Seth, Sarah, and Seamus live with their mood-shifting mother, Ruth, who fails to edit herself or her feelings, often causing a bit of a role reversal with her kids. When she drinks, take cover. Ruth denigrates their father at every opportunity, but Seth is determined to win back his love, anyway.
Seth's hero is Saul Bellow, who is a distinct model for Adam Schwartz's writing style. There are also hints of Philip Roth, Jonathan Tropper, and Woody Allen--a pastiche of Jewish humorists and writers. (There is also a whiff of Brock Clarke.) While still in high school, Seth garners praise for a story, which helps his acceptance into the University of Chicago.
While in college, Seth writes a story called "A Stranger on the Planet," a fictionalization of his hapless and battered family life, which earns him high praise from an esteemed literature professor and a scholarly award.
Herein lies the problem. Although Schwartz's novel is a crackling good read, his eponymous story within the story is a big letdown. This is Seth's prize-winning bildungsroman, also a fictionalized memoir, yet it was actually stilted, amateurish, and ungainly. I was not convinced that any luminaries from the scholarly university would praise it. It shrank the triumph of the book for me and squandered some of its essence.

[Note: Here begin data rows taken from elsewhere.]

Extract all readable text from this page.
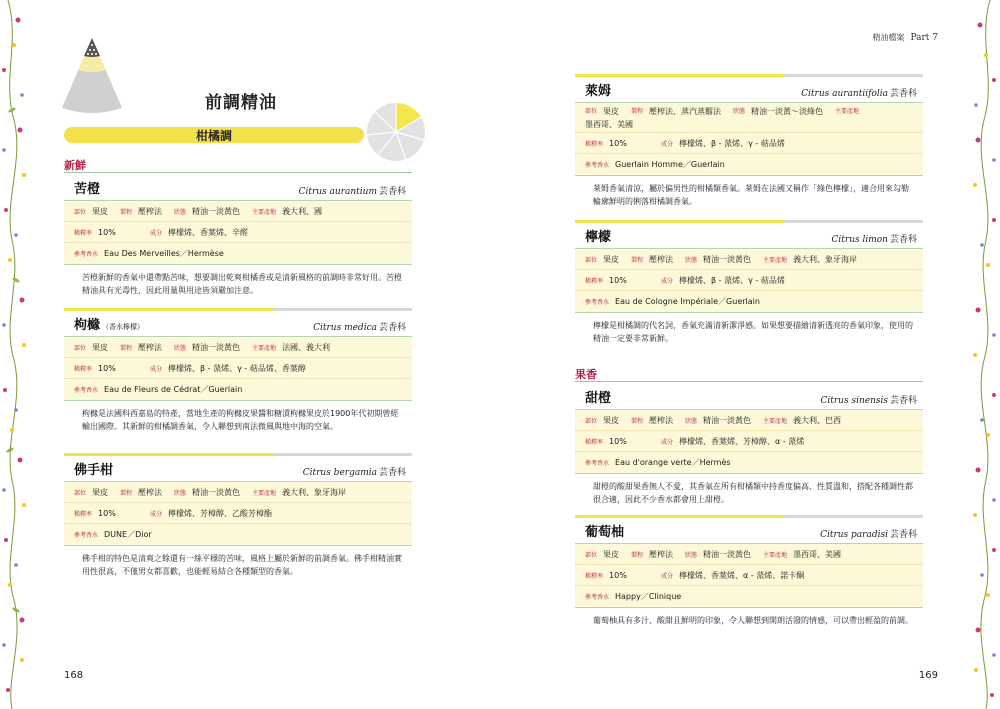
前調精油
柑橘調
新鮮
苦橙	Citrus aurantium 芸香科
部位 果皮 製程 壓榨法 狀態 精油一淡黃色 主要產地 義大利、國
稀釋率 10%	成分 檸檬烯、香葉烯、辛醛
參考香水 Eau Des Merveilles／Hermèse
苦橙新鮮的香氣中還帶點苦味，想要調出乾爽柑橘香或是清新風格的前調時非常好用。苦橙精油具有光毒性，因此用量與用途皆須嚴加注意。
枸櫞 （香水檸檬）	Citrus medica 芸香科
部位 果皮 製程 壓榨法 狀態 精油一淡黃色 主要產地 法國、義大利
稀釋率 10%	成分 檸檬烯、β - 蒎烯、γ - 萜品烯、香葉醇
參考香水 Eau de Fleurs de Cédrat／Guerlain
枸櫞是法國科西嘉島的特產，當地生產的枸櫞皮果醬和糖漬枸櫞果皮於1900年代初期曾經輸出國際。其新鮮的柑橘調香氣，令人聯想到南法微風與地中海的空氣。
佛手柑	Citrus bergamia 芸香科
部位 果皮 製程 壓榨法 狀態 精油一淡黃色 主要產地 義大利、象牙海岸
稀釋率 10%	成分 檸檬烯、芳樟醇、乙酸芳樟酯
參考香水 DUNE／Dior
佛手柑的特色是清爽之餘還有一絲平穩的苦味，風格上屬於新鮮的前調香氣。佛手柑精油實用性很高，不僅男女都喜歡，也能輕易結合各種類型的香氣。
168
精油檔案 Part 7
萊姆	Citrus aurantiifolia 芸香科
部位 果皮 製程 壓榨法、蒸汽蒸餾法 狀態 精油一淡黃～淡綠色 主要產地
墨西哥、美國
稀釋率 10%	成分 檸檬烯、β - 蒎烯、γ - 萜品烯
參考香水 Guerlain Homme／Guerlain
萊姆香氣清涼，屬於偏男性的柑橘類香氣。萊姆在法國又稱作「綠色檸檬」，適合用來勾勒輪廓鮮明的俐落柑橘調香氣。
檸檬	Citrus limon 芸香科
部位 果皮 製程 壓榨法 狀態 精油一淡黃色 主要產地 義大利、象牙海岸
稀釋率 10%	成分 檸檬烯、β - 蒎烯、γ - 萜品烯
參考香水 Eau de Cologne Impériale／Guerlain
檸檬是柑橘調的代名詞，香氣充滿清新潔淨感。如果想要描繪清新透亮的香氣印象，使用的精油一定要非常新鮮。
果香
甜橙	Citrus sinensis 芸香科
部位 果皮 製程 壓榨法 狀態 精油一淡黃色 主要產地 義大利、巴西
稀釋率 10%	成分 檸檬烯、香葉烯、芳樟醇、α - 蒎烯
參考香水 Eau d'orange verte／Hermès
甜橙的酸甜果香無人不愛，其香氣在所有柑橘類中持香度偏高、性質溫和，搭配各種調性都很合適，因此不少香水都會用上甜橙。
葡萄柚	Citrus paradisi 芸香科
部位 果皮 製程 壓榨法 狀態 精油一淡黃色 主要產地 墨西哥、美國
稀釋率 10%	成分 檸檬烯、香葉烯、α - 蒎烯、諾卡酮
參考香水 Happy／Clinique
葡萄柚具有多汁、酸甜且鮮明的印象，令人聯想到開朗活潑的情感，可以帶出輕盈的前調。
169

In retrospect, I am able to regain much of that lost essence, as it was a wild ride with many moving, primordial events and memorably rich characters. The love of Seth's life, Rachel, is a compendium of touching cross-purposes and levity, and his relationship with Sarah has that Jewish brother-sister realism (that I can relate to!). The dynamics between Seth and Ruth were the most captivating of all, a Freudian roller coaster of a ride.
Although I assigned four stars to Schwartz's debut novel, I highly recommend it for lovers of Jewish familial stories and turbo comic humor. It is a swift read--two or three sittings, and never dull. There is also a very intriguing dissection on the craft of writing, woven into the story organically. Schwartz is an author on the rise, and a few missteps are forgivable.
Seth has a hard time connecting to his father who remarried a snobish French woman and seemed to live very well in the Boston area. Seth's father always complained that he never had money to do anything because he had to send money to help support Seth and his siblings. His father can never seem to hold any meaningful conversation with Seth unless it is a science discussion.
Seth has an odd relationship with his mother and the reader is never really sure if it is because how she seems to make bad choices and go after bad men. Seamus rebels against his upbringing and turns to Orthodox Judism and his main thing seems to be criticizing Seth and complaining about non-Kosher foods.
Throughout the book Seth seems to have only two real friends; Rachel, his lesbian girlfriend and his sister Sarah. It is Rachel who Seth seems to really love and maybe it is because he can't really have her the way he wants. Rachel helps give him ideas to write a short story called A Stranger On the Planet. Rachel gets very angry that Seth used her most emotional moment of her life to include in the story, though the characters and names are different. This story turns out to be the best thing Seth ever wrote and the author includes it on the last pages of the book.
Throughout the book, Seth keeps searching for ways to improve his relationships with his mother, father and Rachel. His other relationships are total failures especially one with Molly who he was married to for a short time. This book would definately be a good college read because the class could discuss all Seth's different relationships and why they are and why Seth is so determined to change them, ignoring other important things in his life.
I liked most of the book but I kept wanting to slap Seth across the face and shake some sense into him about things that appear obvious.